La réflexion philosophique sur l’environnement est devenue désormais centrale. Elle constitue un champ de réflexion interdisciplinaire par excellence – illustrée par exemple par la notion d’Anthropocène – ce qui la rend très stimulante, mais ce qui lui fait courir le risque de se contenter de réflexions superficielles sur ses éléments constitutifs (métaphysique, politique ou éthique). Ce cours visera à la fois à familiariser le public avec les grands thèmes en philosophie de l’environnement, et à en approfondir quelques-uns de façon à ouvrir les perspectives d’un futur travail individuel sur ces questions.
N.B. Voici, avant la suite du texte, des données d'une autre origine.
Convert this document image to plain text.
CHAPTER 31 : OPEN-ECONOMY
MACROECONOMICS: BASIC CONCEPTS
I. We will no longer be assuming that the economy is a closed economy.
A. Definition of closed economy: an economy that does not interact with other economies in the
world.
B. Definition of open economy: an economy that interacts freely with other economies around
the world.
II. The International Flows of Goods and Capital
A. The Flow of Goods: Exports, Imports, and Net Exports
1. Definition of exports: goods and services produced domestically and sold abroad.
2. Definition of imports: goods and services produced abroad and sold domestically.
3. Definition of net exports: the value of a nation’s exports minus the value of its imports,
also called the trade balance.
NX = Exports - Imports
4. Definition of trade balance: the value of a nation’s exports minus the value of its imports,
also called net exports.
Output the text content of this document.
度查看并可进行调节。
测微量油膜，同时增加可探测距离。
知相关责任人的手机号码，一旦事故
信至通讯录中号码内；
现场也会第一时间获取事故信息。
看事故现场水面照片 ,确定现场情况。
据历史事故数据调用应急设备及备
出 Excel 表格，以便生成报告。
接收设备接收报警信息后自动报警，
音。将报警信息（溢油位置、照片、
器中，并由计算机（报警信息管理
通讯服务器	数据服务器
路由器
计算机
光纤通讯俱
Cette UE vise à permettre aux étudiants de découvrir des contextes professionnels ou les compétences développées dans ce Master sont utiles. Le projet de stage doit être validité par un enseignant référent et doit durer entre 2 et 3 semaines. Il donne lieu à la présentation d’un mémoire de stage de 10-15 pages. Ce stage court peut être la préfiguration d’un stage long en seconde année (voir l’UE 1001, EC3). Typiquement, les étudiants peuvent proposer des stages dans les services sciences, techniques et sociétés de media (journaux, télévision, radio), dans des entreprises, ou au sein de collectivités territoriales devant affronter des problèmatiques de responsabilité sociale liés au développement de pratiques scientifiques, ou d’applications techniques. Les stages doivent permettre d’envisager des débouchés professionnels aux étudiants qui enchaînent ce master après leur licence.